Unsupervised learning, which involves uncovering hidden patterns or inherent structures in input data. Unsupervised learning it's used to make inferences from datasets that don't have any labeled data. The most used unsupervised learning approach is clustering. It's used in exploratory data analysis to uncover hidden patterns or groupings.

Linear Regression

Linear regression is a supervised method, used to predict continuous variables, such as prices or weights. To apply this model, you will need to study the relationship between the target variable and the features. To do that the Pearson correlation coefficient can be used. If two variables present a high value for this coefficient it means that a Linear Regression could be a good solution to apply to the data. Linear regression allows two or more features, bellow there is an example with two variables , the dependent variable Y and the independent variable X.

As you can see the line does not fit the data points perfectly but approaches them in the best linear way.
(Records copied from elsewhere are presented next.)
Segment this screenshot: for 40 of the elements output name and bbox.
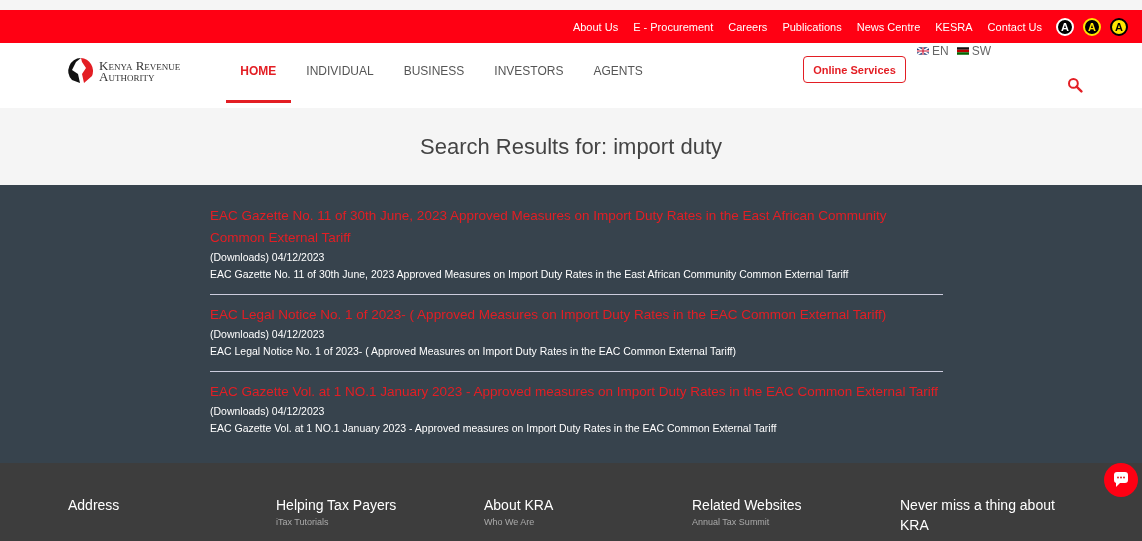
top-link[interactable]: E - Procurement	[633, 20, 714, 33]
top-link[interactable]: News Centre	[856, 20, 921, 33]
chat-bubble-icon	[1111, 470, 1131, 490]
online-services-button[interactable]: Online Services	[803, 56, 906, 83]
top-link[interactable]: Contact Us	[987, 20, 1042, 33]
footer-heading: Address	[68, 496, 121, 515]
nav-tab[interactable]: AGENTS	[578, 43, 658, 99]
top-link[interactable]: KESRA	[935, 20, 973, 33]
result-meta: (Downloads) 04/12/2023	[210, 327, 326, 342]
logo-text: Kenya Revenue	[99, 60, 181, 71]
nav-tab[interactable]: INVESTORS	[479, 43, 579, 99]
language-link[interactable]: SW	[956, 44, 991, 58]
contrast-button[interactable]: A	[1083, 17, 1101, 36]
search-results-title: Search Results for: import duty	[420, 133, 722, 160]
language-link[interactable]: EN	[917, 44, 949, 58]
result-summary: EAC Gazette Vol. at 1 NO.1 January 2023 - Approved measures on Import Duty Rates in the EAC Common External Tariff	[210, 421, 778, 436]
contrast-button[interactable]: A	[1110, 17, 1128, 36]
contrast-button[interactable]: A	[1056, 17, 1074, 36]
top-link[interactable]: Publications	[782, 20, 842, 33]
flag-icon	[917, 47, 929, 55]
search-icon[interactable]	[1067, 77, 1083, 93]
result-summary: EAC Gazette No. 11 of 30th June, 2023 Approved Measures on Import Duty Rates in the East African Community Common External Tariff	[210, 267, 850, 282]
result-meta: (Downloads) 04/12/2023	[210, 404, 326, 419]
footer-link[interactable]: Who We Are	[484, 517, 692, 527]
footer-heading: Never miss a thing about KRA	[900, 496, 1056, 535]
nav-tab[interactable]: BUSINESS	[388, 43, 480, 99]
footer-heading: About KRA	[484, 496, 555, 515]
footer-heading: Related Websites	[692, 496, 803, 515]
flag-icon	[956, 47, 969, 55]
nav-tab[interactable]: INDIVIDUAL	[291, 43, 389, 99]
result-meta: (Downloads) 04/12/2023	[210, 250, 326, 265]
footer-link[interactable]: Annual Tax Summit	[692, 517, 900, 527]
lion-logo-icon	[66, 56, 96, 86]
result-summary: EAC Legal Notice No. 1 of 2023- ( Approved Measures on Import Duty Rates in the EAC Common External Tariff)	[210, 344, 738, 359]
chat-button[interactable]	[1104, 463, 1138, 497]
footer-heading: Helping Tax Payers	[276, 496, 398, 515]
footer-link[interactable]: iTax Tutorials	[276, 517, 484, 527]
logo-text: Authority	[99, 71, 155, 82]
top-link[interactable]: Careers	[728, 20, 768, 33]
top-link[interactable]: About Us	[572, 20, 619, 33]
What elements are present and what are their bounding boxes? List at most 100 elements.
The main goal of this algorithm is to find the regression line that minimizes the prediction error, which is the gap between real and predicted data. To find the prediction error of the model in the image above, you just need to sum the vertical distances between the data points and the regression line. This model is one of the simplest machine learning parametric models but can be applied to many problems and return good predictions.

Naïve Bayes

Naïve bayes is a supervised machine learning algorithm used to solve classification problems. This algorithm, as the name already anticipates, is based on a probabilistic theorem related to conditional probabilities, called Bayes Theorem (image below). To apply this model to your data you must verify that the features in use are independent, otherwise the prediction results are not going to be good.

Imagine the following classification problem: determine whether an individual has diabetes or not. In this case the target variable is binary, sice it has only two possible outcomes. To create your predictions, you have at your disposal several features, such as the age of the individual, the Body Mass Index, insulin, glucose, and blood pressure levels. The algorithm will evaluate the probability of the outcomes, given each one of the features. Given new data points the algorithm is going to use those probabilities to classify the target variable, or in other words, predict whether the individuals in study have diabetes or not.